A bipartisan billed introduced by two U.S. senators would make underride guards on semi-trucks a requirement in order to prevent collisions in which smaller vehicles slide underneath, often totaling cars and decapitating drivers. The guards are steel bars that hang from the rear of trailers to prevent the front of a vehicle from sliding underneath. Although most trucks already come equipped with underrides, it has yet to become an industry requirement.
Statistics estimate that “underride crashes,” as they’re called, kill more than 200 people every year. These collisions often occur at night or in heavy fog, when drivers who can’t see well on dimly lit roads realize too late there is a truck in front of them.
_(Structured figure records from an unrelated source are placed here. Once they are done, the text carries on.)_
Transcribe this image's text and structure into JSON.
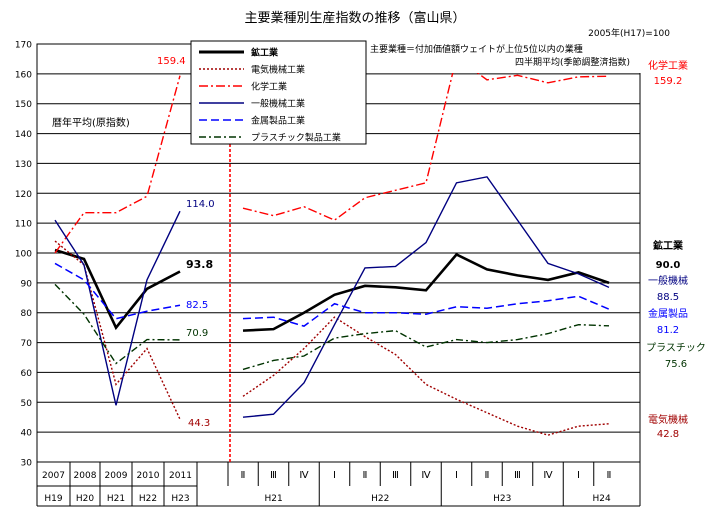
{
  "title": "主要業種別生産指数の推移（富山県）",
  "note_base": "2005年(H17)=100",
  "note_major": "主要業種＝付加価値額ウェイトが上位5位以内の業種",
  "note_quarterly": "四半期平均(季節調整済指数)",
  "note_annual": "暦年平均(原指数)",
  "chart_data": {
    "type": "line",
    "ylim": [
      30,
      170
    ],
    "yticks": [
      30,
      40,
      50,
      60,
      70,
      80,
      90,
      100,
      110,
      120,
      130,
      140,
      150,
      160,
      170
    ],
    "annual_x": [
      {
        "year": "2007",
        "era": "H19"
      },
      {
        "year": "2008",
        "era": "H20"
      },
      {
        "year": "2009",
        "era": "H21"
      },
      {
        "year": "2010",
        "era": "H22"
      },
      {
        "year": "2011",
        "era": "H23"
      }
    ],
    "quarter_x": [
      "Ⅱ",
      "Ⅲ",
      "Ⅳ",
      "Ⅰ",
      "Ⅱ",
      "Ⅲ",
      "Ⅳ",
      "Ⅰ",
      "Ⅱ",
      "Ⅲ",
      "Ⅳ",
      "Ⅰ",
      "Ⅱ"
    ],
    "quarter_groups": [
      {
        "label": "H21",
        "from": 0,
        "to": 2
      },
      {
        "label": "H22",
        "from": 3,
        "to": 6
      },
      {
        "label": "H23",
        "from": 7,
        "to": 10
      },
      {
        "label": "H24",
        "from": 11,
        "to": 12
      }
    ],
    "series": [
      {
        "name": "鉱工業",
        "key": "mining",
        "color": "#000000",
        "dash": "",
        "width": 2.6,
        "annual": [
          101,
          98,
          75,
          88,
          93.8
        ],
        "quarterly": [
          74,
          74.5,
          80,
          86,
          89,
          88.5,
          87.5,
          99.5,
          94.5,
          92.5,
          91,
          93.5,
          90
        ],
        "annual_label": "93.8",
        "end_label": "90.0",
        "end_name": "鉱工業"
      },
      {
        "name": "電気機械工業",
        "key": "electric",
        "color": "#a00000",
        "dash": "2,2",
        "width": 1.4,
        "annual": [
          104,
          96,
          56,
          68,
          44.3
        ],
        "quarterly": [
          52,
          59,
          68,
          78.5,
          72,
          66,
          56,
          51,
          46.5,
          42,
          39,
          42,
          42.8
        ],
        "annual_label": "44.3",
        "end_label": "42.8",
        "end_name": "電気機械"
      },
      {
        "name": "化学工業",
        "key": "chemical",
        "color": "#ff0000",
        "dash": "9,3,2,3",
        "width": 1.4,
        "annual": [
          100,
          113.5,
          113.5,
          119,
          159.4
        ],
        "quarterly": [
          115,
          112.5,
          115.5,
          111,
          118.5,
          121,
          123.5,
          165.5,
          158,
          159.5,
          157,
          159,
          159.2
        ],
        "annual_label": "159.4",
        "end_label": "159.2",
        "end_name": "化学工業"
      },
      {
        "name": "一般機械工業",
        "key": "general",
        "color": "#000080",
        "dash": "",
        "width": 1.4,
        "annual": [
          111,
          96,
          49,
          91,
          114.0
        ],
        "quarterly": [
          45,
          46,
          56.5,
          76,
          95,
          95.5,
          103.5,
          123.5,
          125.5,
          111,
          96.5,
          93,
          88.5
        ],
        "annual_label": "114.0",
        "end_label": "88.5",
        "end_name": "一般機械"
      },
      {
        "name": "金属製品工業",
        "key": "metal",
        "color": "#0000ff",
        "dash": "8,4",
        "width": 1.5,
        "annual": [
          96.5,
          91,
          78,
          80.5,
          82.5
        ],
        "quarterly": [
          78,
          78.5,
          75.5,
          83,
          80,
          80,
          79.5,
          82,
          81.5,
          83,
          84,
          85.5,
          81.2
        ],
        "annual_label": "82.5",
        "end_label": "81.2",
        "end_name": "金属製品"
      },
      {
        "name": "プラスチック製品工業",
        "key": "plastic",
        "color": "#003300",
        "dash": "7,3,2,3",
        "width": 1.4,
        "annual": [
          89.5,
          79.5,
          63,
          71,
          70.9
        ],
        "quarterly": [
          61,
          64,
          65.5,
          71.5,
          73,
          74,
          68.5,
          71,
          70,
          71,
          73,
          76,
          75.6
        ],
        "annual_label": "70.9",
        "end_label": "75.6",
        "end_name": "プラスチック"
      }
    ]
  }
}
If they are traveling on a highway at a high rate of speed, they may not have time to brake. “Many of these crashes kill people and they are preventable with proper underride guards,” said consumer advocate Joan Claybrook. “The trucking industry could do this voluntarily but hasn’t, so legislation and regulation are required.”
The trucking industry has so far supported other efforts to avoid such collisions, such as automatic emergency braking, rather than focusing on making guards a requirement. “It’s very difficult politically,” said Claybrook, “because the trucking industry wants to stop any safety standards that it can, because it increases the price of a truck.”
The American Trucking Associations said in response to the legislation the federation is “committed to working with NHTSA, Congress and others on ways to improve highway safety, including fostering the development of promising vehicle technology like automatic emergency braking and collision warning systems, which can prevent many types of crashes in the first place, and supporting the new requirements for electronic logging devices, which studies have shown are associated with decreased crash rates and hours-of-service violations.”
The Truck Trailer Manufacturers Association also released a statement, saying, “[We] would support the implementation of side impact guards if they ever become justified and technologically feasible,” suggesting that they have not yet proven to be either. A spokesperson added, that a “lack of specific data has hampered efforts to determine the impact of guards in preventing fatalities,” but the committee “looks forward to reading Sen. Gillibrand’s new legislation.”
While the trucking industry may be slowing the process in order to keep costs down, Russ Rader, senior vice president of the Insurance Institute for Highway Safety, said requiring underrides is clearly needed. “We think better rear underride guards and requiring guards that protect the sides of tractor-trailers could save a lot of lives,” he said.
Rep. Steven Cohen (D-Tenn.) agreed, adding that the bill is important not because it is easily funded, but rather, it is supported by drivers who realize the guards are lifesavers. “This is the type of legislation that does not have deep-pocket support; it doesn’t have interest groups with money to push it and to support it,” he said. “But it has the interests of the people and the safety of the people. It’s the right kind of legislation that should be advocated in Congress more often.”